Gaza: scappare ma dove?

Voci da Gaza, per Repubblica
di RITA BAROUD

L’offensiva terrestre “Carri di Gedeone” è iniziata con intensi attacchi aerei e navali che hanno colpito interi quartieri nella Striscia di Gaza settentrionale, seguiti da un’incursione terrestre a Beit Lahia e Jabalia. Questa guerra non è più un evento temporaneo; è una realtà quotidiana che plasma ogni dettaglio della vita: dalla colazione che non esiste più, al continuo rombo degli aerei sopra la testa fino allo sguardo confuso negli occhi di bambini cresciuti troppo in fretta.

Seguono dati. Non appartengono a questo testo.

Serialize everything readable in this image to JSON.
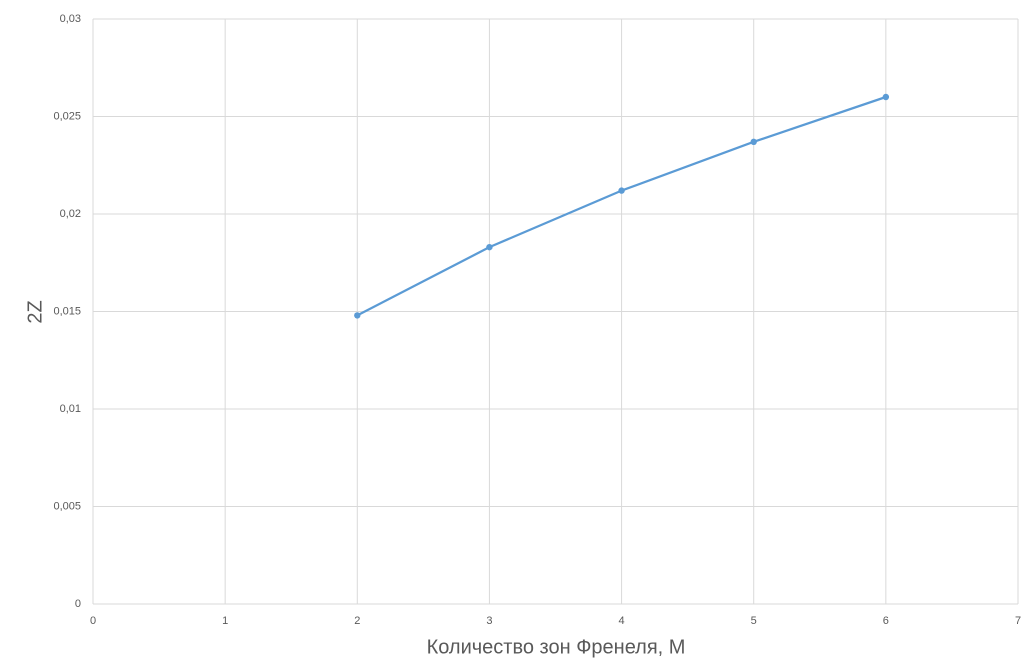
{
  "chart_data": {
    "type": "line",
    "x_label": "Количество зон Френеля, M",
    "y_label": "2Z",
    "x": [
      2,
      3,
      4,
      5,
      6
    ],
    "series": [
      {
        "color": "#5b9bd5",
        "values": [
          0.0148,
          0.0183,
          0.0212,
          0.0237,
          0.026
        ]
      }
    ],
    "xlim": [
      0,
      7
    ],
    "xticks": [
      0,
      1,
      2,
      3,
      4,
      5,
      6,
      7
    ],
    "ylim": [
      0,
      0.03
    ],
    "yticks": [
      0,
      {
        "value": 0.005,
        "label": "0,005"
      },
      {
        "value": 0.01,
        "label": "0,01"
      },
      {
        "value": 0.015,
        "label": "0,015"
      },
      {
        "value": 0.02,
        "label": "0,02"
      },
      {
        "value": 0.025,
        "label": "0,025"
      },
      {
        "value": 0.03,
        "label": "0,03"
      }
    ],
    "grid": true,
    "markers": true
  }
}
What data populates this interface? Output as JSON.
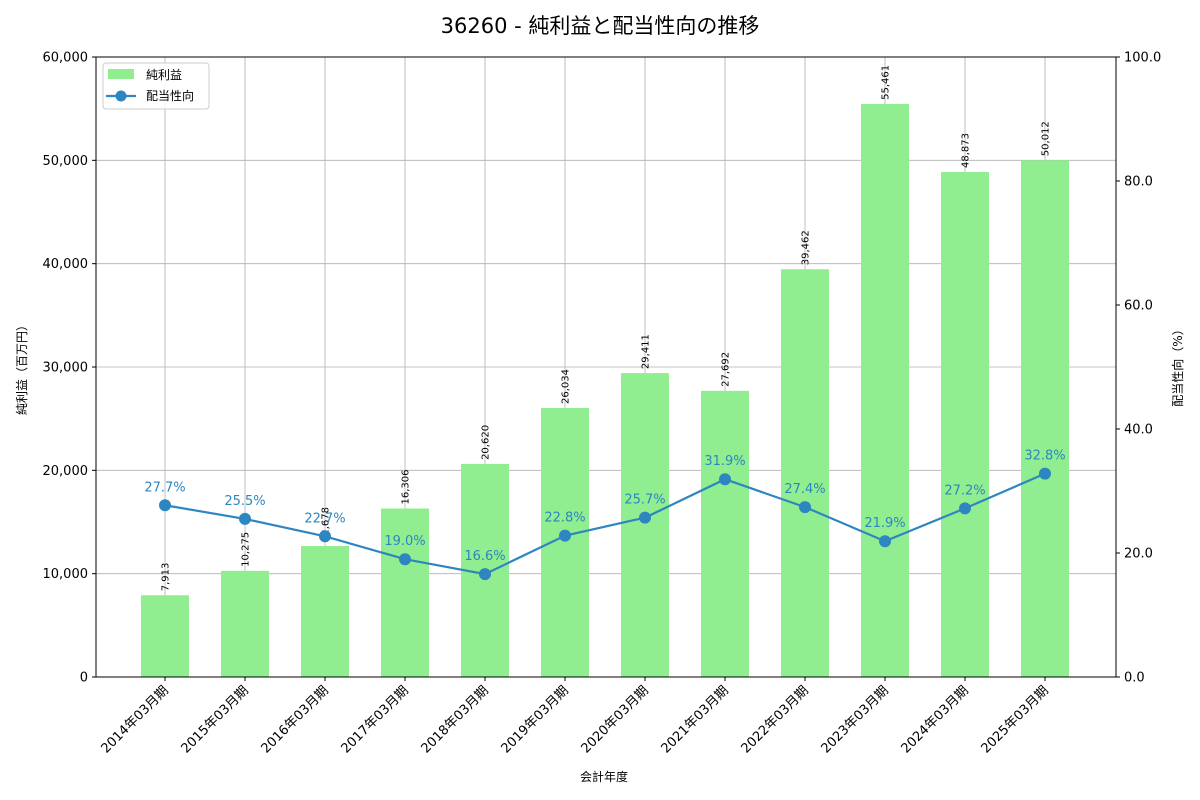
{
  "chart_data": {
    "type": "bar+line",
    "title": "36260 - 純利益と配当性向の推移",
    "xlabel": "会計年度",
    "ylabel": "純利益（百万円）",
    "y2label": "配当性向（%）",
    "categories": [
      "2014年03月期",
      "2015年03月期",
      "2016年03月期",
      "2017年03月期",
      "2018年03月期",
      "2019年03月期",
      "2020年03月期",
      "2021年03月期",
      "2022年03月期",
      "2023年03月期",
      "2024年03月期",
      "2025年03月期"
    ],
    "series": [
      {
        "name": "純利益",
        "type": "bar",
        "axis": "left",
        "color": "#90ee90",
        "values": [
          7913,
          10275,
          12678,
          16306,
          20620,
          26034,
          29411,
          27692,
          39462,
          55461,
          48873,
          50012
        ],
        "labels": [
          "7,913",
          "10,275",
          "12,678",
          "16,306",
          "20,620",
          "26,034",
          "29,411",
          "27,692",
          "39,462",
          "55,461",
          "48,873",
          "50,012"
        ]
      },
      {
        "name": "配当性向",
        "type": "line",
        "axis": "right",
        "color": "#2e86c1",
        "values": [
          27.7,
          25.5,
          22.7,
          19.0,
          16.6,
          22.8,
          25.7,
          31.9,
          27.4,
          21.9,
          27.2,
          32.8
        ],
        "labels": [
          "27.7%",
          "25.5%",
          "22.7%",
          "19.0%",
          "16.6%",
          "22.8%",
          "25.7%",
          "31.9%",
          "27.4%",
          "21.9%",
          "27.2%",
          "32.8%"
        ]
      }
    ],
    "ylim": [
      0,
      60000
    ],
    "y2lim": [
      0,
      100
    ],
    "yticks": [
      "0",
      "10,000",
      "20,000",
      "30,000",
      "40,000",
      "50,000",
      "60,000"
    ],
    "y2ticks": [
      "0.0",
      "20.0",
      "40.0",
      "60.0",
      "80.0",
      "100.0"
    ],
    "grid": true,
    "legend_position": "upper left"
  }
}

Mentre il mondo conta i giorni, i gazawi contano ciò che resta delle loro anime: dall’alba, 66 persone sono state uccise nell’assalto israeliano. «Ieri a Beit Lahia abbiamo vissuto momenti di puro orrore, con le persone che sono fuggite in massa prima ancora dell’alba capendo che qualcosa di terribile stava per accadere», racconta il 21enne Hussam Abu Lashem. «Ho visto uomini portare in braccio i loro figli, donne trascinare coperte e materassi, e persone senza mezzi di trasporto fuggire a piedi. Alcuni hanno preso solo i documenti. Ho sentito qualcuno dire: “Non stiamo scappando, stiamo sopravvivendo” ». Poi aggiunge: «Ciòche fa più male è vedere la propria casa e dirle addio».

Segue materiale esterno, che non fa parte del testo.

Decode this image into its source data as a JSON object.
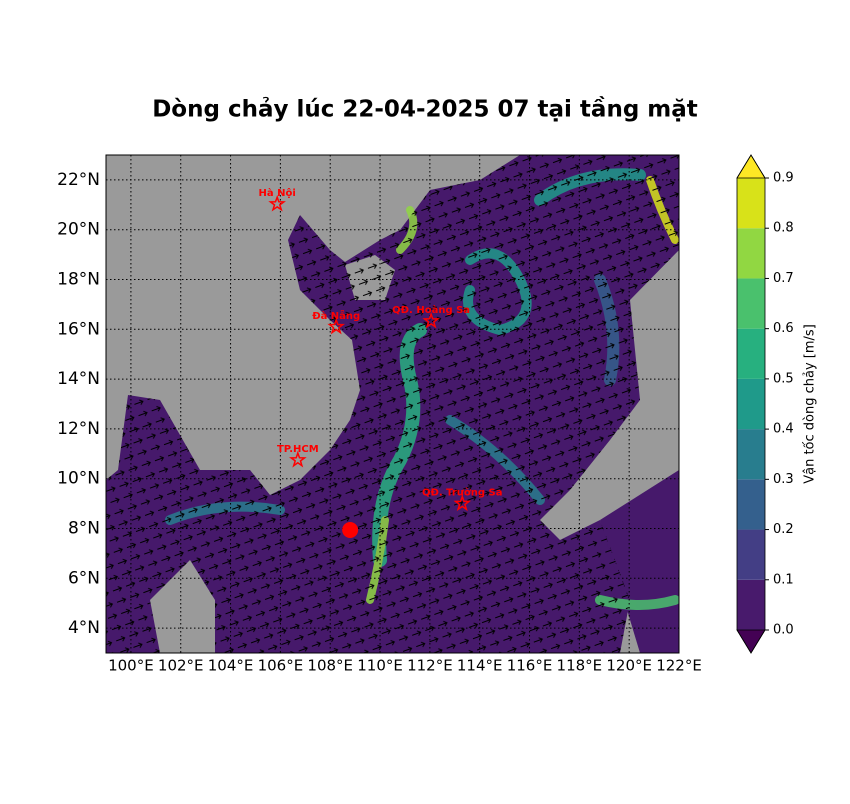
{
  "chart_data": {
    "type": "map",
    "title": "Dòng chảy lúc 22-04-2025 07 tại tầng mặt",
    "xlim": [
      99,
      122
    ],
    "ylim": [
      3,
      23
    ],
    "xticks": [
      {
        "value": 100,
        "label": "100°E"
      },
      {
        "value": 102,
        "label": "102°E"
      },
      {
        "value": 104,
        "label": "104°E"
      },
      {
        "value": 106,
        "label": "106°E"
      },
      {
        "value": 108,
        "label": "108°E"
      },
      {
        "value": 110,
        "label": "110°E"
      },
      {
        "value": 112,
        "label": "112°E"
      },
      {
        "value": 114,
        "label": "114°E"
      },
      {
        "value": 116,
        "label": "116°E"
      },
      {
        "value": 118,
        "label": "118°E"
      },
      {
        "value": 120,
        "label": "120°E"
      },
      {
        "value": 122,
        "label": "122°E"
      }
    ],
    "yticks": [
      {
        "value": 4,
        "label": "4°N"
      },
      {
        "value": 6,
        "label": "6°N"
      },
      {
        "value": 8,
        "label": "8°N"
      },
      {
        "value": 10,
        "label": "10°N"
      },
      {
        "value": 12,
        "label": "12°N"
      },
      {
        "value": 14,
        "label": "14°N"
      },
      {
        "value": 16,
        "label": "16°N"
      },
      {
        "value": 18,
        "label": "18°N"
      },
      {
        "value": 20,
        "label": "20°N"
      },
      {
        "value": 22,
        "label": "22°N"
      }
    ],
    "grid": true,
    "places": [
      {
        "name": "Hà Nội",
        "x": 105.87,
        "y": 21.03
      },
      {
        "name": "Đà Nẵng",
        "x": 108.24,
        "y": 16.1
      },
      {
        "name": "QĐ. Hoàng Sa",
        "x": 112.05,
        "y": 16.33
      },
      {
        "name": "TP.HCM",
        "x": 106.7,
        "y": 10.75
      },
      {
        "name": "QĐ. Trường Sa",
        "x": 113.3,
        "y": 9.0
      }
    ],
    "place_color": "#ff0000",
    "point": {
      "x": 108.8,
      "y": 7.94,
      "color": "#ff0000"
    },
    "colorbar": {
      "label": "Vận tốc dòng chảy [m/s]",
      "ticks": [
        {
          "value": 0,
          "label": "0.0"
        },
        {
          "value": 0.1,
          "label": "0.1"
        },
        {
          "value": 0.2,
          "label": "0.2"
        },
        {
          "value": 0.3,
          "label": "0.3"
        },
        {
          "value": 0.4,
          "label": "0.4"
        },
        {
          "value": 0.5,
          "label": "0.5"
        },
        {
          "value": 0.6,
          "label": "0.6"
        },
        {
          "value": 0.7,
          "label": "0.7"
        },
        {
          "value": 0.8,
          "label": "0.8"
        },
        {
          "value": 0.9,
          "label": "0.9"
        }
      ],
      "colors": [
        "#481a6c",
        "#433e85",
        "#34608d",
        "#287d8e",
        "#1f9a8a",
        "#27b07f",
        "#4ac16d",
        "#91d742",
        "#d8e219"
      ],
      "under_color": "#440154",
      "over_color": "#fde725"
    }
  }
}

Secondo la Mezzaluna Rossa, almeno 35.000 persone sono state sfollate nelle ultime 24 ore, portando il numero totale di sfollati interni a Gaza a oltre 1,4 milioni. L’Ospedale Indonesiano – una delle ultime strutture mediche ancora operative nel nord – è stato costretto a chiudere parzialmente dopo l’ultimo attacco. Gli ospedali da campo affrontano gravi carenze di medicinali, attrezzature e carburante. Un medico descrive così questa cruda realtà: «Non possiamo eseguire interventi chirurgici. I pazienti muoiono dissanguati davanti a noi. Tutto ciò che abbiamo sono bende e preghiere».

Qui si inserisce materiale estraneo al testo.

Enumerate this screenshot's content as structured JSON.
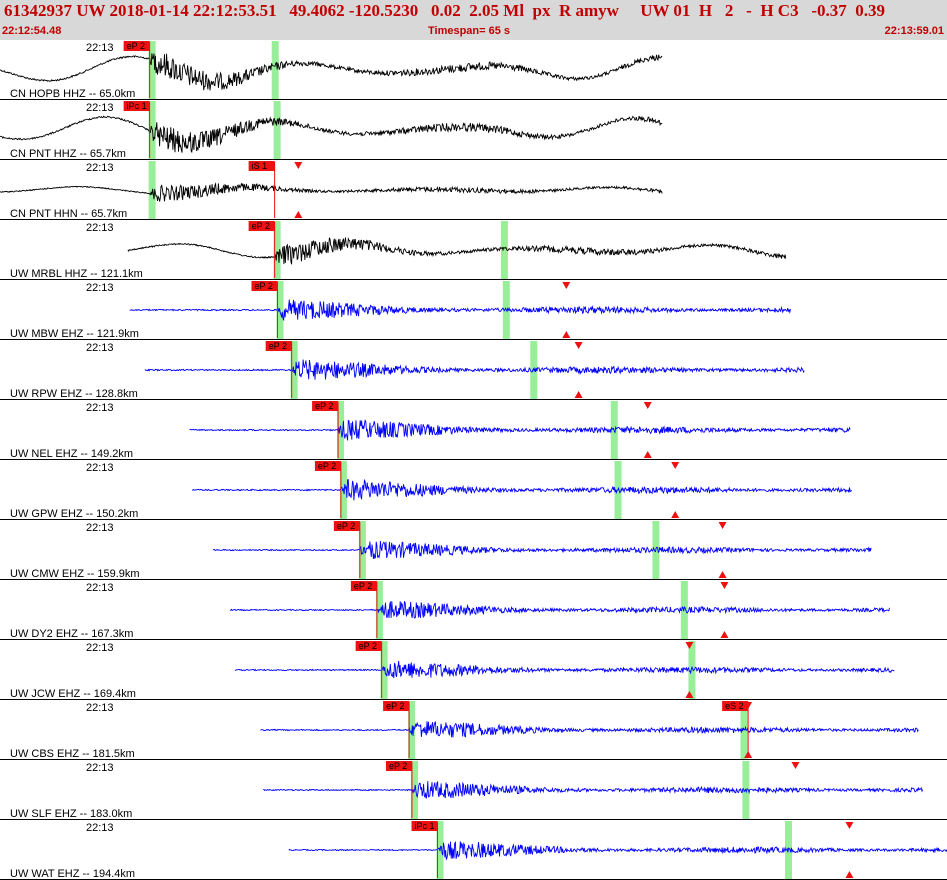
{
  "header": {
    "title": "61342937 UW 2018-01-14 22:12:53.51   49.4062 -120.5230   0.02  2.05 Ml  px  R amyw     UW 01  H   2   -  H C3   -0.37  0.39",
    "start_time": "22:12:54.48",
    "timespan": "Timespan=  65 s",
    "end_time": "22:13:59.01"
  },
  "colors": {
    "header_bg": "#d8d8d8",
    "header_text": "#c00000",
    "broadband_trace": "#000000",
    "short_period_trace": "#0000ff",
    "pick_flag": "#ee1111",
    "pick_window": "#99ee99",
    "tick_marker": "#ee1111"
  },
  "traces": [
    {
      "time_label": "22:13",
      "station_label": "CN HOPB HHZ -- 65.0km",
      "color": "black",
      "start": 0.0,
      "end": 0.7,
      "onset": 0.158,
      "amp": 0.55,
      "lowfreq": 0.45,
      "picks": [
        {
          "label": "eP 2",
          "pos": 0.158
        }
      ],
      "windows": [
        0.158,
        0.288
      ],
      "markers": []
    },
    {
      "time_label": "22:13",
      "station_label": "CN PNT HHZ -- 65.7km",
      "color": "black",
      "start": 0.0,
      "end": 0.7,
      "onset": 0.158,
      "amp": 0.55,
      "lowfreq": 0.45,
      "picks": [
        {
          "label": "iPc 1",
          "pos": 0.158
        }
      ],
      "windows": [
        0.158,
        0.29
      ],
      "markers": []
    },
    {
      "time_label": "22:13",
      "station_label": "CN PNT HHN -- 65.7km",
      "color": "black",
      "start": 0.0,
      "end": 0.7,
      "onset": 0.158,
      "amp": 0.35,
      "lowfreq": 0.12,
      "picks": [
        {
          "label": "iS 1",
          "pos": 0.29
        }
      ],
      "windows": [
        0.158
      ],
      "markers": [
        {
          "pos": 0.315,
          "top": true
        },
        {
          "pos": 0.315,
          "top": false
        }
      ]
    },
    {
      "time_label": "22:13",
      "station_label": "UW MRBL HHZ -- 121.1km",
      "color": "black",
      "start": 0.135,
      "end": 0.83,
      "onset": 0.29,
      "amp": 0.45,
      "lowfreq": 0.25,
      "picks": [
        {
          "label": "eP 2",
          "pos": 0.29
        }
      ],
      "windows": [
        0.29,
        0.53
      ],
      "markers": []
    },
    {
      "time_label": "22:13",
      "station_label": "UW MBW EHZ -- 121.9km",
      "color": "blue",
      "start": 0.137,
      "end": 0.835,
      "onset": 0.293,
      "amp": 0.45,
      "lowfreq": 0.0,
      "picks": [
        {
          "label": "eP 2",
          "pos": 0.293
        }
      ],
      "windows": [
        0.293,
        0.532
      ],
      "markers": [
        {
          "pos": 0.598,
          "top": true
        },
        {
          "pos": 0.598,
          "top": false
        }
      ]
    },
    {
      "time_label": "22:13",
      "station_label": "UW RPW EHZ -- 128.8km",
      "color": "blue",
      "start": 0.153,
      "end": 0.85,
      "onset": 0.308,
      "amp": 0.45,
      "lowfreq": 0.0,
      "picks": [
        {
          "label": "eP 2",
          "pos": 0.308
        }
      ],
      "windows": [
        0.308,
        0.561
      ],
      "markers": [
        {
          "pos": 0.611,
          "top": true
        },
        {
          "pos": 0.611,
          "top": false
        }
      ]
    },
    {
      "time_label": "22:13",
      "station_label": "UW NEL EHZ -- 149.2km",
      "color": "blue",
      "start": 0.2,
      "end": 0.898,
      "onset": 0.357,
      "amp": 0.45,
      "lowfreq": 0.0,
      "picks": [
        {
          "label": "eP 2",
          "pos": 0.357
        }
      ],
      "windows": [
        0.357,
        0.646
      ],
      "markers": [
        {
          "pos": 0.684,
          "top": true
        },
        {
          "pos": 0.684,
          "top": false
        }
      ]
    },
    {
      "time_label": "22:13",
      "station_label": "UW GPW EHZ -- 150.2km",
      "color": "blue",
      "start": 0.203,
      "end": 0.9,
      "onset": 0.36,
      "amp": 0.45,
      "lowfreq": 0.0,
      "picks": [
        {
          "label": "eP 2",
          "pos": 0.36
        }
      ],
      "windows": [
        0.36,
        0.65
      ],
      "markers": [
        {
          "pos": 0.713,
          "top": true
        },
        {
          "pos": 0.713,
          "top": false
        }
      ]
    },
    {
      "time_label": "22:13",
      "station_label": "UW CMW EHZ -- 159.9km",
      "color": "blue",
      "start": 0.225,
      "end": 0.92,
      "onset": 0.38,
      "amp": 0.4,
      "lowfreq": 0.0,
      "picks": [
        {
          "label": "eP 2",
          "pos": 0.38
        }
      ],
      "windows": [
        0.38,
        0.69
      ],
      "markers": [
        {
          "pos": 0.763,
          "top": true
        },
        {
          "pos": 0.763,
          "top": false
        }
      ]
    },
    {
      "time_label": "22:13",
      "station_label": "UW DY2 EHZ -- 167.3km",
      "color": "blue",
      "start": 0.243,
      "end": 0.94,
      "onset": 0.398,
      "amp": 0.4,
      "lowfreq": 0.0,
      "picks": [
        {
          "label": "eP 2",
          "pos": 0.398
        }
      ],
      "windows": [
        0.398,
        0.72
      ],
      "markers": [
        {
          "pos": 0.765,
          "top": true
        },
        {
          "pos": 0.765,
          "top": false
        }
      ]
    },
    {
      "time_label": "22:13",
      "station_label": "UW JCW EHZ -- 169.4km",
      "color": "blue",
      "start": 0.248,
      "end": 0.945,
      "onset": 0.403,
      "amp": 0.4,
      "lowfreq": 0.0,
      "picks": [
        {
          "label": "eP 2",
          "pos": 0.403
        }
      ],
      "windows": [
        0.403,
        0.728
      ],
      "markers": [
        {
          "pos": 0.728,
          "top": true
        },
        {
          "pos": 0.728,
          "top": false
        }
      ]
    },
    {
      "time_label": "22:13",
      "station_label": "UW CBS EHZ -- 181.5km",
      "color": "blue",
      "start": 0.275,
      "end": 0.97,
      "onset": 0.432,
      "amp": 0.4,
      "lowfreq": 0.0,
      "picks": [
        {
          "label": "eP 2",
          "pos": 0.432
        },
        {
          "label": "eS 2",
          "pos": 0.79
        }
      ],
      "windows": [
        0.432,
        0.783
      ],
      "markers": [
        {
          "pos": 0.79,
          "top": true
        },
        {
          "pos": 0.79,
          "top": false
        }
      ]
    },
    {
      "time_label": "22:13",
      "station_label": "UW SLF EHZ -- 183.0km",
      "color": "blue",
      "start": 0.278,
      "end": 0.975,
      "onset": 0.435,
      "amp": 0.4,
      "lowfreq": 0.0,
      "picks": [
        {
          "label": "eP 2",
          "pos": 0.435
        }
      ],
      "windows": [
        0.435,
        0.785
      ],
      "markers": [
        {
          "pos": 0.84,
          "top": true
        }
      ]
    },
    {
      "time_label": "22:13",
      "station_label": "UW WAT EHZ -- 194.4km",
      "color": "blue",
      "start": 0.305,
      "end": 1.0,
      "onset": 0.462,
      "amp": 0.4,
      "lowfreq": 0.0,
      "picks": [
        {
          "label": "iPc 1",
          "pos": 0.462
        }
      ],
      "windows": [
        0.462,
        0.83
      ],
      "markers": [
        {
          "pos": 0.897,
          "top": true
        },
        {
          "pos": 0.897,
          "top": false
        }
      ]
    }
  ]
}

Oltre alle bombe e agli attacchi aerei, Israele continua a utilizzare una delle sue tattiche più devastanti: un blocco soffocante sugli aiuti umanitari. Per oltre 75 giorni consecutivi, i camion che trasportano cibo, medicine e carburante non hanno potuto raggiungere le aree più bisognose di Gaza. Lamis Mohammed, 46 anni, madre di quattro figli della zona orientale di Deir al-Balah, descrive il caos: «Da ieri mattina non sappiamo dove andare, ogni minuto cambiamo idea. Partiamo? Restiamo? Prepariamo una borsa? Ce ne andiamo? La casa è piena di ricordi, ma i bombardamenti sono sempre più vicini. Ciò che mi ha scioccato di più è che riuscivo a vedere i carri armati appena oltre il confine. Era come se ci stessero osservando, aspettando che facessimo una mossa». E conclude: «Qui a Deir al-Balah est, le persone sono intrappolate tra due fuochi: la paura di restare e la paura di fuggire».